With the rising popularity of Open Access, organizations expect their OAI repositories to be highly dependable. The repository must be able to deal with millions of records and respond quickly to frequent requests from Service Providers.
The Meresco community followed these developments by continuously improving Meresco’s OAI components. During this process, compliance to the OAI-PMH specification grew to near 100% and new specialized indexes were added to keep query response times well under one second.
Back in 2007 the first OAI-PMH repository components were implemented in the LOREnet project. The 16 components were reduced to 8 in the OpenER project for the Open University. These 8 components still exists but some of them were significantly refactored to keep up with load and volume requirements. End 2008, Berkely DB replaced Lucene, making it respond much faster in the presence of from and until request parameters. In 2009, huge amounts of sets in the LOREnet project required an even more specialized index to maintain query response times.
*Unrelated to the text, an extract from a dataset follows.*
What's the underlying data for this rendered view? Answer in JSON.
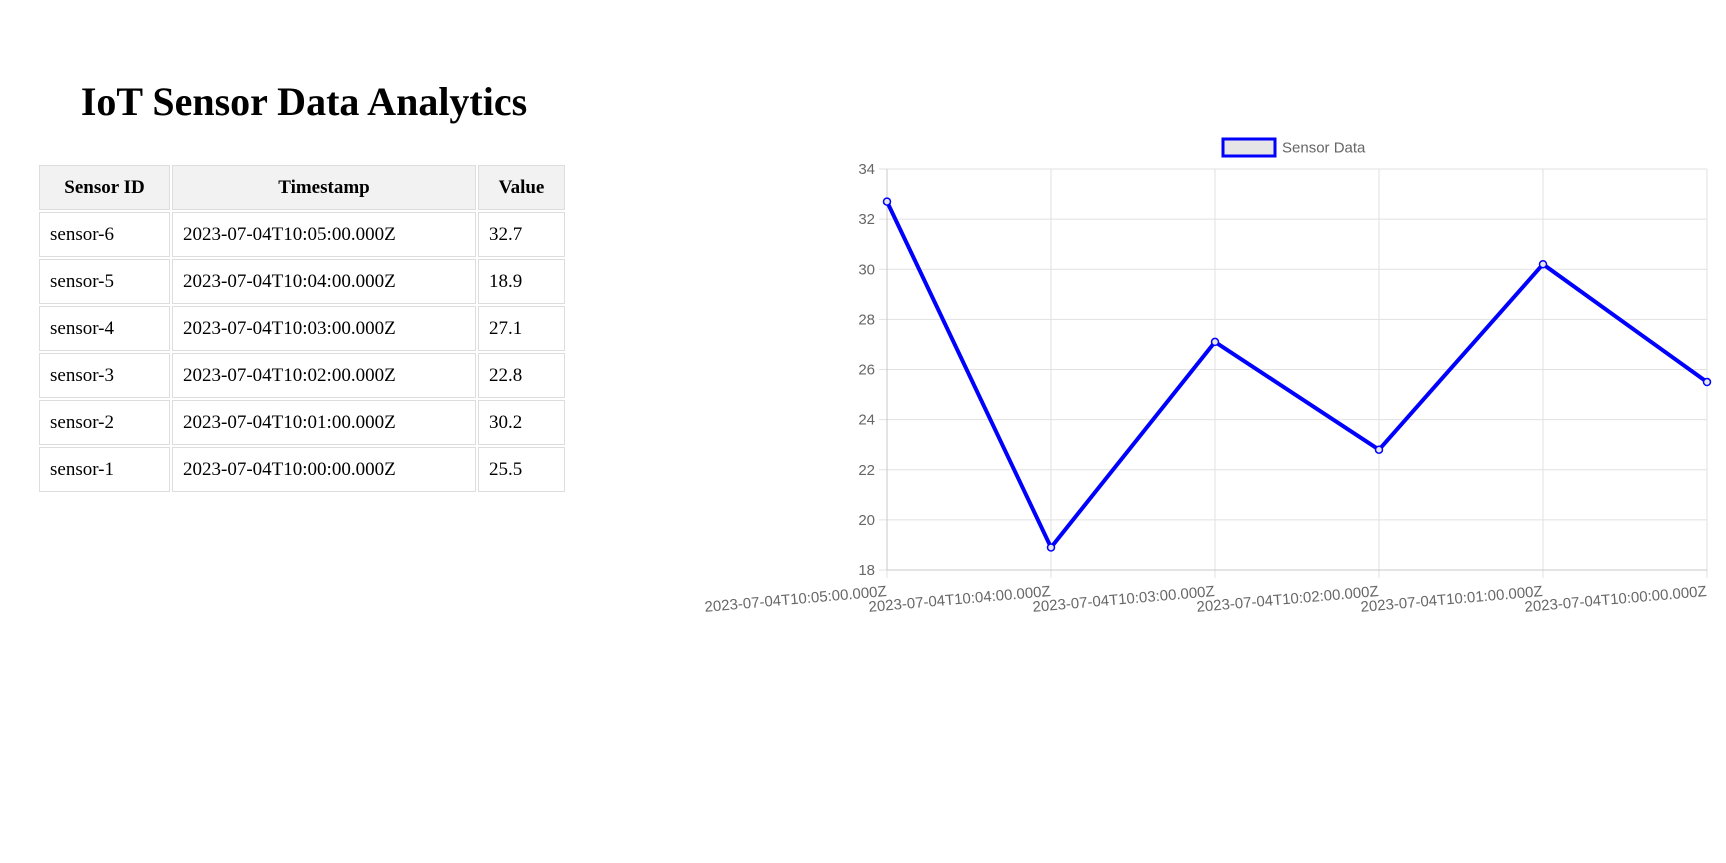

Today, several multi-million repositories are in use by, among others, Sound & Vision (Beeld en Geluid) and the University of Tilburg (UvT). These two are examples of stand-alone repository implementations. LOREnet and EduRep are examples of repositories integrated in, respectively, a portal and a search engine.
Indexes and Storage
Initially, creating a repository was straightforward using Meresco’s existing storage and Lucene index components. The new specialized indexes for OAI were also made available as reusable components. This extends the range of available indexes, which are now: Full text (Lucene), Facets, Range and Dictionary (BerkelyDB and BurstTrie).
Repositories, Search Engines and Archives
Using the available index and storage components, a repository is just as easily created as a Search Engine or a complete Archive. After all, these are quite similar things. Any repository needs a storage, but also an index for maintaining it. Similarly every search engine needs a index but also a storage to obtain the result records from. And an archive is yet another combination of storage and index, but with different intentions.